While these changes most acutely affect nearby residents, these are two highly sensitive sites in Hingham’s Historic downtown that affect everyone. Accurate information upon which to base judgments has been very hard to come by, despite the developer having been engaged in this project for the better part of a year. The time has come for greater transparency, and for the community to play its rightful role in the process.
Setting a potentially dangerous precedent
Most concerning is the downstream effect of expanding structures and residences on the Parish House property in order to achieve maximum profit. Many homeowners in Hingham who dutifully adhere to the Historic District Commission’s protective ordinances might think twice about bearing the high cost of maintaining these properties. They might seek the same lucrative exit from their properties, or see demolition by neglect, as a reasonable alternative to their high maintenance expenses. They will be able to point to exactly this event to rationalize their right to seek a developer bailout as well. This is a slippery slope. The prime location of many historic properties in town will always attract developer interest. In future years, as the conversions of historic single-family residences into development tracts gain in feasibility and viability, our proud legacy of historic preservation will irrevocably lose its impact and enforceability.
We urge respect for our town’s historic zoning, and we hope that our concern will be shared widely and will translate into scrutiny at every point in the upcoming process.

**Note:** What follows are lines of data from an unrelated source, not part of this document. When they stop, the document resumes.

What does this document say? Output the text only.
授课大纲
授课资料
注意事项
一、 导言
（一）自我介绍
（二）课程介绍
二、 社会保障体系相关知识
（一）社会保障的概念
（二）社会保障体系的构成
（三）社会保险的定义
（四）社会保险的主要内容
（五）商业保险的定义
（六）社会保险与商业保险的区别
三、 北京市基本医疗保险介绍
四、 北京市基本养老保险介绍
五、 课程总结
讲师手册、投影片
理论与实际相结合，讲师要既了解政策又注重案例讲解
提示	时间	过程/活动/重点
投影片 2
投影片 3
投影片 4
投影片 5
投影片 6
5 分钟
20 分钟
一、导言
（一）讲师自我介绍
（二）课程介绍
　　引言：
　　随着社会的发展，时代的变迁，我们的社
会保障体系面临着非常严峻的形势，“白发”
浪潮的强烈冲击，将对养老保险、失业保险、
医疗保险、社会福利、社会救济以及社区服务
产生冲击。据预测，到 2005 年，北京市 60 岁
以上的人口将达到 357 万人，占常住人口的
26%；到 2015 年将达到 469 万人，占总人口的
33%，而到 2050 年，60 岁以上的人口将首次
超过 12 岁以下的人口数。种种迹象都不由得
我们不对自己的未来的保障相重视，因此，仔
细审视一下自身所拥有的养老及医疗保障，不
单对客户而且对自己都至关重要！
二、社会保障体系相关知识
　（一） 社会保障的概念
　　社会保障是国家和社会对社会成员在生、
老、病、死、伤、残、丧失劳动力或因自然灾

Promoting awareness and respect for historic preservation
Our efforts to raise awareness and illuminate key events stem from a deep respect for what our town has done to date to preserve its historic treasures. These efforts are ongoing and arduous, but everyone gets to enjoy the rewards, which remain a key reason many move to and enjoy living in Hingham. These protections should not be taken for granted. We hope that every member of our community with an interest in holding every historic owner accountable equally regarding historic properties and their protective zoning will attend relevant meetings in order to ask all of the important questions about the past, present, and future.